An Act Relative to Habitual Offenders, Sentencing, and Improving Law Enforcement Tools passed the House last week with 142 yes votes and 12 no votes, which came from members of the Legislative Black and Latino Caucus and four of the most liberal white representatives.
“While we in the Legislature have never been lenient to people in our communities who commit heinous crimes, I feel that the Habitual Offenders Bill is too broad and will adversely affect a person who commits a misdemeanor and who will be pooled into the same punishment as a person who commits a more heinous crime,” said 7th Suffolk District Rep. Gloria Fox. “This is why I and my colleagues were and are not in favor of bill H3811 as it is written today.”
State Rep. William Brownsberger, who represents the 24th Middlesex District in Belmont, said the wording of the bill makes it possible for a nonviolent offender to end up incarcerated for life.

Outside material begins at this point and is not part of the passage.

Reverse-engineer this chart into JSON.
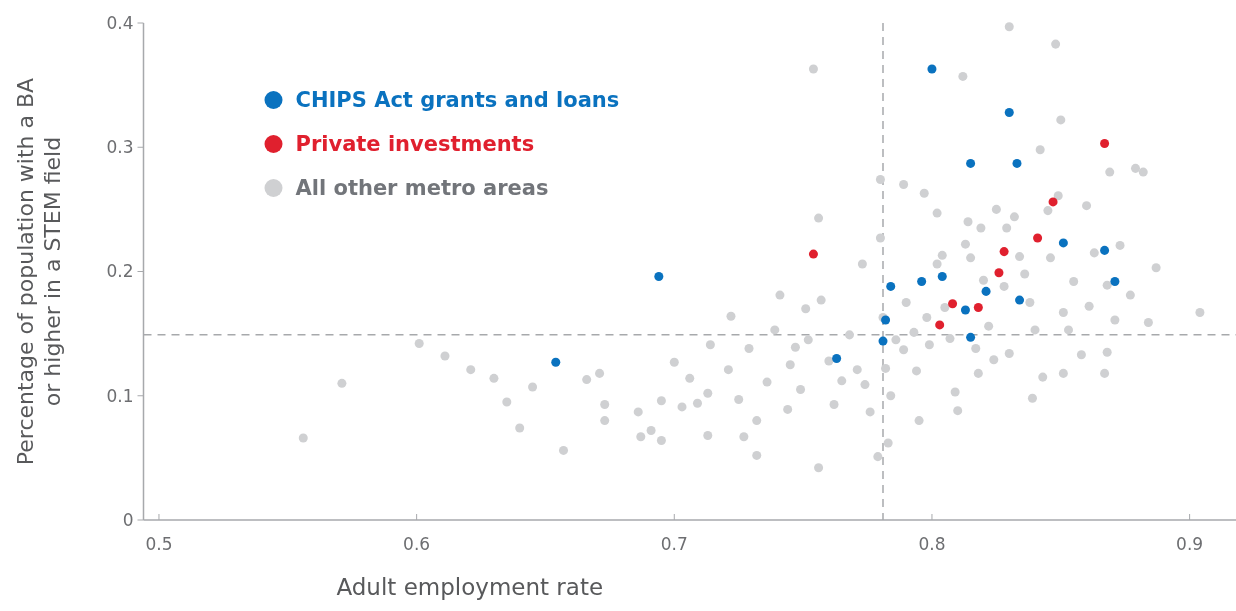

“Under the bill as amended, a person twice convicted of retailing cocaine and twice sentenced to state prison who was then convicted of an unarmed robbery would receive a mandatory life sentence. Some unarmed robberies are not serious offenses — any forcible grab of money or property is an unarmed robbery,” Brownsberger wrote in a blog on his website. “A young man could turn 21 in prison doing life without ever having committed a crime of distinctive violence.”
The bill gained momentum after paroled convict Domenic Cinelli shot and killed a Woburn Police officer last year. Gov. Deval Patrick fired five members of the board who voted to grant Cinelli parole despite his extensive criminal history.
Boston Branch NAACP President Michael Curry says the Legislature is overreacting to the problem of habitual offenders by passing a law as draconian and California’s “three strikes” law.
“No community in the Commonwealth is more impacted by violence than the city of Boston,” he said. “However, despite this fact, we can’t have a knee-jerk reaction to law enforcement. We remain concerned that with the unequal enforcement of the law and now with the potential consequences of a habitual offender bill that will further destabilize our communities and lead to over-and-prolonged incarceration.”
The NAACP was one of 30 black and Latino organizations statewide that issued a statement against the habitual offenders bill.
“This bill will have a devastating impact on communities of color throughout the state and is far too important to rush through without adequate time to analyze the potential impact and to develop a viable strategy to combat crime without increasing already alarming rates of incarceration,” said Jamarhl Crawford, editor of the Blackstonian website.
At a meeting last week with members of the Black and Latino Legislative Caucus, community activists called on elected officials in the House to postpone a vote on this bill.
The activists expressed concern with the prevalence of wrongful convictions and police misconduct in the Commonwealth, as well as the impact this proposal could have on people with drug and alcohol addictions.
The Center for Church and Prison also released a statement in opposition to this legislation last week, citing concerns with prison overcrowding, mandatory post-release supervision and increases and mandatory minimum sentences.
“Mandatory post release supervision would be forced upon all people incarcerated in Massachusetts prisons, thus increasing the revolving door of recidivism,” said the Center’s Executive Director Rev. Dr. George Walters-Sleyon.
“The proposed mandatory post-release supervision could cost approximately $11.6 million per year just for new parole officers but even greater and uncalculated costs would be incurred through speeding up a former prisoner’s return to prison due to the increased number and kinds of infractions for parole violations under the bill.”